If you find that a job with the merged company matches your objectives, it's up to you to pursue it and prove that you are the best qualified person for the job, says Mr. Herman. "Go to the people making the decisions and tell them what you want and why."
"Don't be naive. Really start to look around, right away," says Mr. Maurer. "It's possible to become powerless and wait for someone else to make a decision that will impact the rest of your life."
4. Use your crystal ball.
While no one can see the future, there are signs that indicate a potential merger may be in the offing. For example: If there is an overcapacity in the industry or synergies between your company and others, those are warning signs that a merger could be in your future, Maurer says. Also look to your company's past performance. "Have there been mergers in the past? Is this how the company grows?" asks Maurer.

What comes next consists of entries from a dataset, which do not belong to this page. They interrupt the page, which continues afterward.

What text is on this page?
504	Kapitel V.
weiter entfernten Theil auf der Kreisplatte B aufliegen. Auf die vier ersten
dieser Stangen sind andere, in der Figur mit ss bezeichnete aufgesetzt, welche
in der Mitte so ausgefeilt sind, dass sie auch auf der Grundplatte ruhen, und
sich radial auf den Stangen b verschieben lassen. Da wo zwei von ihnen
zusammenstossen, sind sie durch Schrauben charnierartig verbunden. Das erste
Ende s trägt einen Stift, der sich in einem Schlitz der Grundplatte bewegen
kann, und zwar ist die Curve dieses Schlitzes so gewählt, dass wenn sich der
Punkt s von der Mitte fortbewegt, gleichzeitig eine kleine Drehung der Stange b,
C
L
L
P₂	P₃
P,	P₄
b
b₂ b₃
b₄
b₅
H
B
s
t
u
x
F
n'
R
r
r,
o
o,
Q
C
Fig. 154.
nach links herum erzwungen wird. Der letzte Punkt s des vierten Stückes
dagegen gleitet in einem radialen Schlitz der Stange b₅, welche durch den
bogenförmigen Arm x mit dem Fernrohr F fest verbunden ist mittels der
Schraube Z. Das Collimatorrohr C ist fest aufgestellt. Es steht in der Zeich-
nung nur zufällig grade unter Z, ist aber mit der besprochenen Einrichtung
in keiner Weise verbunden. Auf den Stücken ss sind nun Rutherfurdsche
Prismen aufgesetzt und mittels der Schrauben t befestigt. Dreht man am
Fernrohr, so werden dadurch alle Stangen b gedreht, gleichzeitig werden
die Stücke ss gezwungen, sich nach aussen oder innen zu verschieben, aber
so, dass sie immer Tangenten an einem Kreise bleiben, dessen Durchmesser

"We live in a different world than 15 to 20 years ago," he adds. Even if a company has been loyal to employees before, it may be forced to enter into a merger in order to survive. As a result, the rules for employees have also changed.
5. Maintain your network.
Phillips advises employees to act even before a merger is announced. "Establish relationships," he says. "Loyalty is not an issue, not the way companies are behaving these days."
Maurer agrees. "Keeping options open and networks alive is an important thing to do. Competitors can come out of nowhere," he says. "People have to watch out for themselves. It sounds selfish, but you can be both - be loyal and do your best work, but you also need to keep an eye on the horizon."
Herman sees the environment favoring those who are willing to change along with it. "Look more creatively at what opportunities are available to you. Take a more positive view," he says. "Take control of your career - your life - that's the new rule."